Ксингре подпрыгнул на своей серебристой подушечке, что было джхлупианским эквивалентом кивка.
— Сингулярная конденсат-коллапсная передающая способность без ограничения расстояния, — сказал он. — Использованная.
— Передающая? — переспросил Вепперс. Он не был уверен, то ли у него голова плохо работает, то ли какая-то его глубинная часть никак не хочет знать правду. Им уже овладевало то чувство, которое охватывало его в преддверии самых плохих новостей. — Оно не передало ее?.. — он услышал, как его собственный голос замер, когда он посмотрел на маленькую, почти невесомую вещицу у него на ладони.
— Мыслеразум, — сказал Джаскен. — Видимо, эта штука передала ее мыслеразум, ее душу куда-то в другое место. Куда-то в Культуру.
— Норма отказов названного процесса составляет более четырех из ста сорока четырех, — сказал Ксингре.

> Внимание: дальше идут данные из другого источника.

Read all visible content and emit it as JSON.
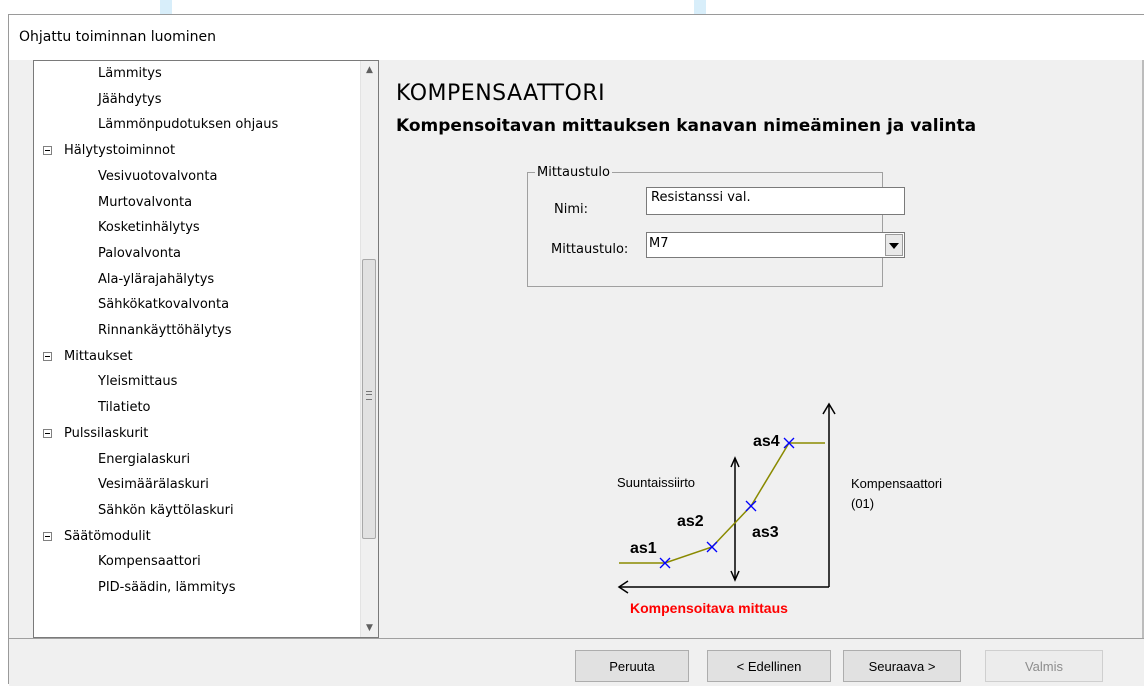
{
  "window": {
    "title": "Ohjattu toiminnan luominen"
  },
  "tree": {
    "items": [
      {
        "label": "Lämmitys",
        "level": 1
      },
      {
        "label": "Jäähdytys",
        "level": 1
      },
      {
        "label": "Lämmönpudotuksen ohjaus",
        "level": 1
      },
      {
        "label": "Hälytystoiminnot",
        "level": 0,
        "expanded": true
      },
      {
        "label": "Vesivuotovalvonta",
        "level": 1
      },
      {
        "label": "Murtovalvonta",
        "level": 1
      },
      {
        "label": "Kosketinhälytys",
        "level": 1
      },
      {
        "label": "Palovalvonta",
        "level": 1
      },
      {
        "label": "Ala-ylärajahälytys",
        "level": 1
      },
      {
        "label": "Sähkökatkovalvonta",
        "level": 1
      },
      {
        "label": "Rinnankäyttöhälytys",
        "level": 1
      },
      {
        "label": "Mittaukset",
        "level": 0,
        "expanded": true
      },
      {
        "label": "Yleismittaus",
        "level": 1
      },
      {
        "label": "Tilatieto",
        "level": 1
      },
      {
        "label": "Pulssilaskurit",
        "level": 0,
        "expanded": true
      },
      {
        "label": "Energialaskuri",
        "level": 1
      },
      {
        "label": "Vesimäärälaskuri",
        "level": 1
      },
      {
        "label": "Sähkön käyttölaskuri",
        "level": 1
      },
      {
        "label": "Säätömodulit",
        "level": 0,
        "expanded": true
      },
      {
        "label": "Kompensaattori",
        "level": 1
      },
      {
        "label": "PID-säädin, lämmitys",
        "level": 1
      }
    ]
  },
  "content": {
    "heading": "KOMPENSAATTORI",
    "subheading": "Kompensoitavan mittauksen kanavan nimeäminen ja valinta",
    "group": {
      "label": "Mittaustulo",
      "name_label": "Nimi:",
      "name_value": "Resistanssi val.",
      "measure_label": "Mittaustulo:",
      "measure_value": "M7"
    },
    "diagram": {
      "offset_label": "Suuntaissiirto",
      "compensator_label_1": "Kompensaattori",
      "compensator_label_2": "(01)",
      "measure_label": "Kompensoitava mittaus",
      "measure_label_color": "#ff0000",
      "curve_color": "#8a8a00",
      "point_color": "#0000ff",
      "points": [
        "as1",
        "as2",
        "as3",
        "as4"
      ]
    }
  },
  "buttons": {
    "cancel": "Peruuta",
    "previous": "< Edellinen",
    "next": "Seuraava >",
    "finish": "Valmis"
  }
}
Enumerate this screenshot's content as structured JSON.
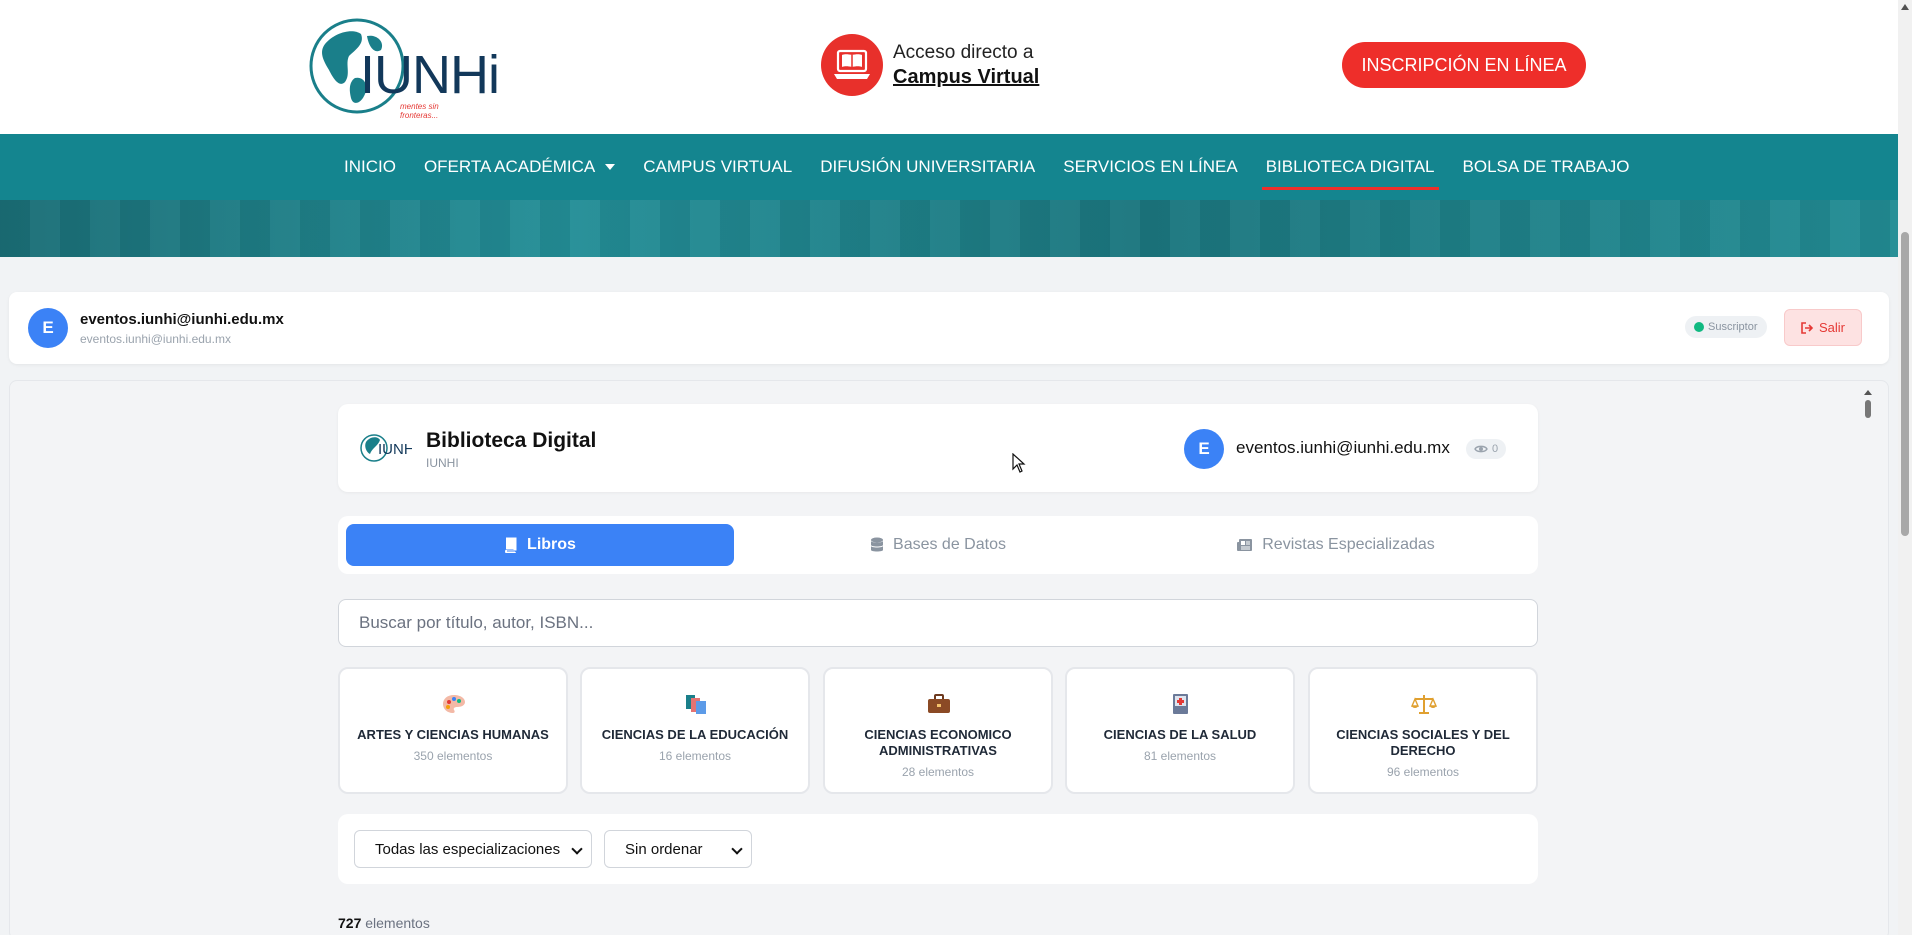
{
  "header": {
    "logo_text": "IUNHi",
    "logo_tagline": "mentes sin fronteras...",
    "campus_line1": "Acceso directo a",
    "campus_line2": "Campus Virtual",
    "enroll_label": "INSCRIPCIÓN EN LÍNEA"
  },
  "nav": {
    "items": [
      {
        "label": "INICIO"
      },
      {
        "label": "OFERTA ACADÉMICA"
      },
      {
        "label": "CAMPUS VIRTUAL"
      },
      {
        "label": "DIFUSIÓN UNIVERSITARIA"
      },
      {
        "label": "SERVICIOS EN LÍNEA"
      },
      {
        "label": "BIBLIOTECA DIGITAL"
      },
      {
        "label": "BOLSA DE TRABAJO"
      }
    ],
    "active": "BIBLIOTECA DIGITAL"
  },
  "userbar": {
    "avatar_letter": "E",
    "name": "eventos.iunhi@iunhi.edu.mx",
    "email": "eventos.iunhi@iunhi.edu.mx",
    "badge": "Suscriptor",
    "logout_label": "Salir"
  },
  "library": {
    "title": "Biblioteca Digital",
    "subtitle": "IUNHI",
    "avatar_letter": "E",
    "user_email": "eventos.iunhi@iunhi.edu.mx",
    "views": "0",
    "tabs": [
      {
        "label": "Libros",
        "active": true
      },
      {
        "label": "Bases de Datos",
        "active": false
      },
      {
        "label": "Revistas Especializadas",
        "active": false
      }
    ],
    "search_placeholder": "Buscar por título, autor, ISBN...",
    "categories": [
      {
        "name": "ARTES Y CIENCIAS HUMANAS",
        "count": "350 elementos",
        "icon": "palette-icon"
      },
      {
        "name": "CIENCIAS DE LA EDUCACIÓN",
        "count": "16 elementos",
        "icon": "books-icon"
      },
      {
        "name": "CIENCIAS ECONOMICO ADMINISTRATIVAS",
        "count": "28 elementos",
        "icon": "briefcase-icon"
      },
      {
        "name": "CIENCIAS DE LA SALUD",
        "count": "81 elementos",
        "icon": "medical-book-icon"
      },
      {
        "name": "CIENCIAS SOCIALES Y DEL DERECHO",
        "count": "96 elementos",
        "icon": "scales-icon"
      }
    ],
    "filter_specialization": "Todas las especializaciones",
    "filter_order": "Sin ordenar",
    "total_count": "727",
    "total_label": "elementos"
  },
  "colors": {
    "brand_teal": "#14858f",
    "brand_red": "#ee2e2a",
    "accent_blue": "#3b82f6"
  }
}
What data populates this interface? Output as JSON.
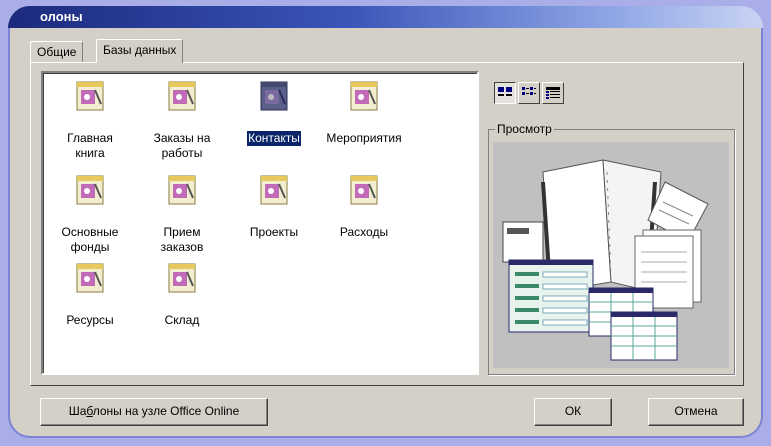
{
  "window": {
    "title": "олоны"
  },
  "tabs": [
    {
      "label": "Общие",
      "active": false
    },
    {
      "label": "Базы данных",
      "active": true
    }
  ],
  "templates": [
    {
      "label_line1": "Главная",
      "label_line2": "книга",
      "icon": "access-database-icon",
      "selected": false
    },
    {
      "label_line1": "Заказы на",
      "label_line2": "работы",
      "icon": "access-database-icon",
      "selected": false
    },
    {
      "label_line1": "Контакты",
      "label_line2": "",
      "icon": "access-database-icon",
      "selected": true
    },
    {
      "label_line1": "Мероприятия",
      "label_line2": "",
      "icon": "access-database-icon",
      "selected": false
    },
    {
      "label_line1": "Основные",
      "label_line2": "фонды",
      "icon": "access-database-icon",
      "selected": false
    },
    {
      "label_line1": "Прием",
      "label_line2": "заказов",
      "icon": "access-database-icon",
      "selected": false
    },
    {
      "label_line1": "Проекты",
      "label_line2": "",
      "icon": "access-database-icon",
      "selected": false
    },
    {
      "label_line1": "Расходы",
      "label_line2": "",
      "icon": "access-database-icon",
      "selected": false
    },
    {
      "label_line1": "Ресурсы",
      "label_line2": "",
      "icon": "access-database-icon",
      "selected": false
    },
    {
      "label_line1": "Склад",
      "label_line2": "",
      "icon": "access-database-icon",
      "selected": false
    }
  ],
  "view_buttons": [
    {
      "name": "large-icons-view-icon",
      "pressed": true
    },
    {
      "name": "list-view-icon",
      "pressed": false
    },
    {
      "name": "details-view-icon",
      "pressed": false
    }
  ],
  "preview": {
    "label": "Просмотр"
  },
  "buttons": {
    "online_prefix": "Ша",
    "online_underlined": "б",
    "online_suffix": "лоны на узле Office Online",
    "ok": "ОК",
    "cancel": "Отмена"
  },
  "colors": {
    "selection": "#0a246a",
    "dialog": "#d4d0c8",
    "backdrop": "#a9aee8"
  }
}
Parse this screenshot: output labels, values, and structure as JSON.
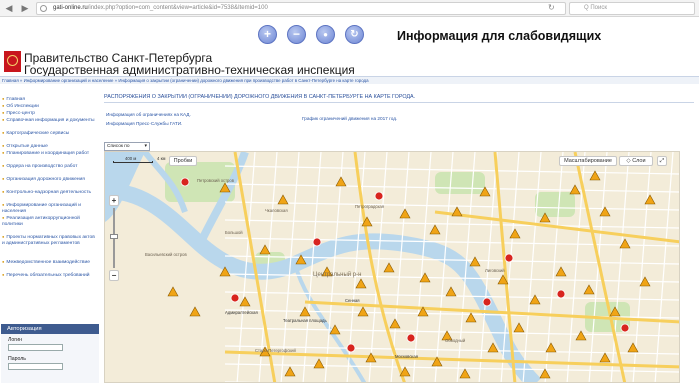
{
  "browser": {
    "url_prefix": "gati-online.ru",
    "url_rest": "/index.php?option=com_content&view=article&id=7538&Itemid=100",
    "search_placeholder": "Q Поиск"
  },
  "toolbar": {
    "increase_label": "+",
    "decrease_label": "−",
    "color_label": "●",
    "reset_label": "↻",
    "impaired_title": "Информация для слабовидящих"
  },
  "header": {
    "line1": "Правительство Санкт-Петербурга",
    "line2": "Государственная административно-техническая инспекция"
  },
  "breadcrumb": "Главная  »  Информирование организаций и население  »  Информация о закрытии (ограничении) дорожного движения при производстве работ в Санкт-Петербурге на карте города",
  "sidebar": {
    "items": [
      "Главная",
      "Об Инспекции",
      "Пресс-центр",
      "Справочная информация и документы",
      "Картографические сервисы",
      "Открытые данные",
      "Планирование и координация работ",
      "Ордера на производство работ",
      "Организация дорожного движения",
      "Контрольно-надзорная деятельность",
      "Информирование организаций и населения",
      "Реализация антикоррупционной политики",
      "Проекты нормативных правовых актов и административных регламентов",
      "Межведомственное взаимодействие",
      "Перечень обязательных требований"
    ],
    "auth": {
      "title": "Авторизация",
      "login_label": "Логин",
      "password_label": "Пароль"
    }
  },
  "content": {
    "heading": "РАСПОРЯЖЕНИЯ О ЗАКРЫТИИ (ОГРАНИЧЕНИИ) ДОРОЖНОГО ДВИЖЕНИЯ В САНКТ-ПЕТЕРБУРГЕ НА КАРТЕ ГОРОДА.",
    "link_kad": "Информация об ограничениях на КАД.",
    "link_press": "Информация Пресс-Службы ГАТИ.",
    "link_schedule": "График ограничений движения на 2017 год.",
    "period_select": "Список по «Четверг»"
  },
  "map": {
    "scale_label_left": "400 м",
    "scale_label_right": "4 км",
    "traffic_label": "Пробки",
    "measure_label": "Масштабирование",
    "layers_label": "Слои",
    "zoom_in": "+",
    "zoom_out": "−",
    "district_center": "Центральный р-н",
    "labels": [
      "Петровский остров",
      "Петроградская",
      "Васильевский остров",
      "Чкаловская",
      "Большой",
      "Адмиралтейская",
      "Театральная площадь",
      "Московская",
      "Сенная",
      "Лиговский",
      "Обводный",
      "Старо-Петергофский"
    ],
    "colors": {
      "land": "#f3ecd9",
      "water": "#b9d7ec",
      "park": "#cfe5b5",
      "road": "#f7cf5c",
      "minor_road": "#ffffff",
      "warning": "#f0a416",
      "stop": "#d8251f"
    }
  }
}
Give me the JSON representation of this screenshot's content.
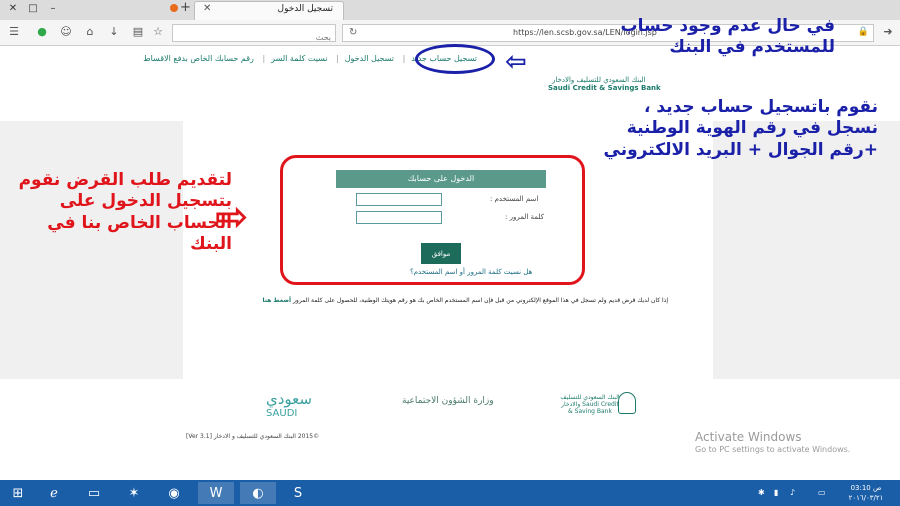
{
  "browser": {
    "tab_title": "تسجيل الدخول",
    "new_tab": "+",
    "url": "https://len.scsb.gov.sa/LEN/login.jsp",
    "search_placeholder": "بحث",
    "window_minimize": "–",
    "window_maximize": "□",
    "window_close": "✕"
  },
  "page": {
    "top_links": [
      "تسجيل حساب جديد",
      "تسجيل الدخول",
      "نسيت كلمة السر",
      "رقم حسابك الخاص بدفع الاقساط"
    ],
    "bank_name_ar": "البنك السعودي للتسليف والادخار",
    "bank_name_en": "Saudi Credit & Savings Bank",
    "login": {
      "title": "الدخول على حسابك",
      "username_label": "اسم المستخدم :",
      "password_label": "كلمة المرور :",
      "submit": "موافق",
      "forgot": "هل نسيت كلمة المرور أو اسم المستخدم؟"
    },
    "note": {
      "text": "إذا كان لديك قرض قديم ولم تسجل في هذا الموقع الإلكتروني من قبل فإن اسم المستخدم الخاص بك هو رقم هويتك الوطنية، للحصول على كلمة المرور",
      "link": "أضغط هنا"
    },
    "footer": {
      "saudi_ar": "سعودي",
      "saudi_en": "SAUDI",
      "vision": "وزارة الشؤون الاجتماعية",
      "bank_small": "البنك السعودي للتسليف والادخار Saudi Credit & Saving Bank",
      "copyright": "©2015 البنك السعودي للتسليف و الادخار [Ver 3.1]"
    }
  },
  "annotations": {
    "blue_top": "في حال عدم وجود حساب للمستخدم في البنك",
    "blue_mid": "نقوم باتسجيل حساب جديد ، نسجل في رقم الهوية الوطنية +رقم الجوال + البريد الالكتروني",
    "red_left": "لتقديم طلب القرض نقوم بتسجيل الدخول على الحساب الخاص بنا في البنك",
    "red_arrow": "⇨",
    "blue_arrow": "⇦"
  },
  "watermark": {
    "line1": "Activate Windows",
    "line2": "Go to PC settings to activate Windows."
  },
  "taskbar": {
    "time": "03:10 ص",
    "date": "٢٠١٦/٠٣/٢١"
  },
  "colors": {
    "accent": "#1b7a6a",
    "annotation_blue": "#1a20a8",
    "annotation_red": "#e0151b",
    "taskbar": "#1b5ea8"
  }
}
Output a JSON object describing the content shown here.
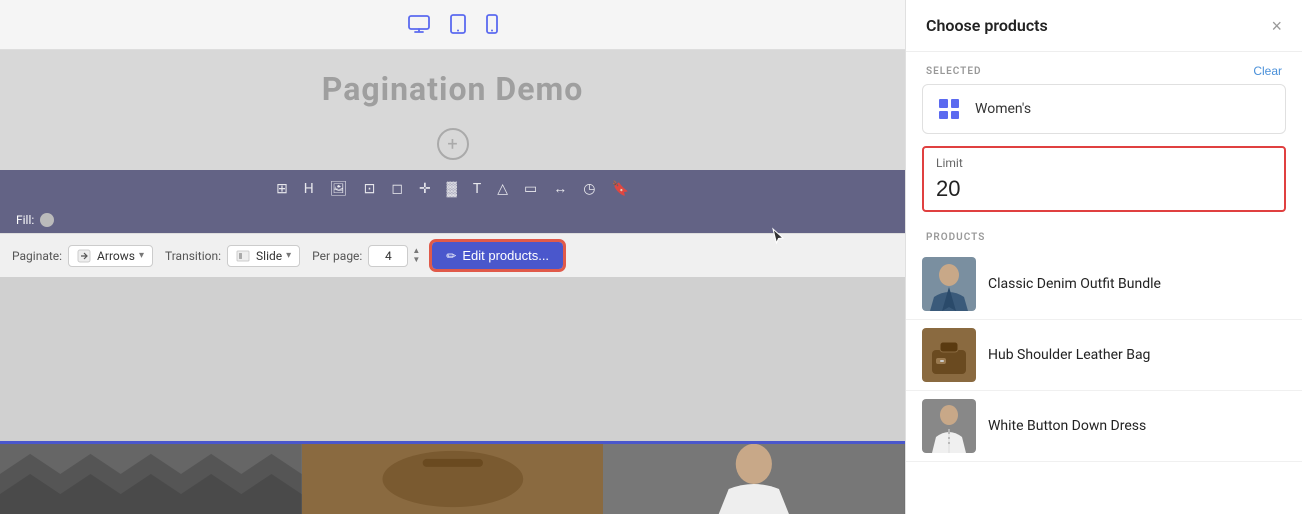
{
  "editor": {
    "device_bar": {
      "desktop_label": "Desktop",
      "tablet_label": "Tablet",
      "mobile_label": "Mobile"
    },
    "page_title": "Pagination Demo",
    "add_section_label": "+",
    "fill_label": "Fill:",
    "toolbar_icons": [
      "grid",
      "heading",
      "image",
      "crop",
      "square",
      "move",
      "text",
      "T",
      "triangle",
      "box",
      "arrows",
      "clock",
      "bookmark"
    ],
    "bottom_bar": {
      "paginate_label": "Paginate:",
      "arrows_label": "Arrows",
      "transition_label": "Transition:",
      "slide_label": "Slide",
      "per_page_label": "Per page:",
      "per_page_value": "4",
      "edit_products_label": "Edit products..."
    }
  },
  "panel": {
    "title": "Choose products",
    "close_label": "×",
    "selected_label": "SELECTED",
    "clear_label": "Clear",
    "selected_item_name": "Women's",
    "limit_label": "Limit",
    "limit_value": "20",
    "products_label": "PRODUCTS",
    "products": [
      {
        "name": "Classic Denim Outfit Bundle",
        "img_type": "denim"
      },
      {
        "name": "Hub Shoulder Leather Bag",
        "img_type": "bag"
      },
      {
        "name": "White Button Down Dress",
        "img_type": "dress"
      }
    ]
  }
}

— И это и в самом деле возможно? — спросил Вепперс, измеряя взглядом по очереди всех троих. — Я имею в виду полное, абсолютное… перемещение сознания того или иного лица? Это разве не удобный миф или инопланетная пропаганда?
Джаскен и Сульбазгхи посмотрели на инопланетянина, который несколько секунд парил в воздухе, а потом, устремив неожиданно в сторону каждого по глазу, словно понял, что именно от него они и ждут ответа.
— Да, — пробормотал он. — Абсолютно возможно. Полное подтверждение.
— И они могут их потом возвращать к жизни? — спросил Вепперс.
На этот раз Ксингре прореагировал быстрее. Когда через мгновение никто не ответил, он сказал:
— Да. Тоже в высокой степени вероятно, наличие соответствующих и совместимых процессов и физического субстрата предполагается.
Вепперс помолчал несколько секунд.
— Понятно, — сказал он, потом бросил невральное кружево на стеклянную столешницу ближайшего стола с высоты около полуметра, чтобы услышать, какой звук оно произведет.
Впечатление было такое, что падает оно слишком медленно — удар об стол был беззвучным.
— Вепперс, тебе не повезло, — сказал ему Сапултрайд, когда Вепперс вернулся к морскому сражению. — Оба твои корабля потоплены!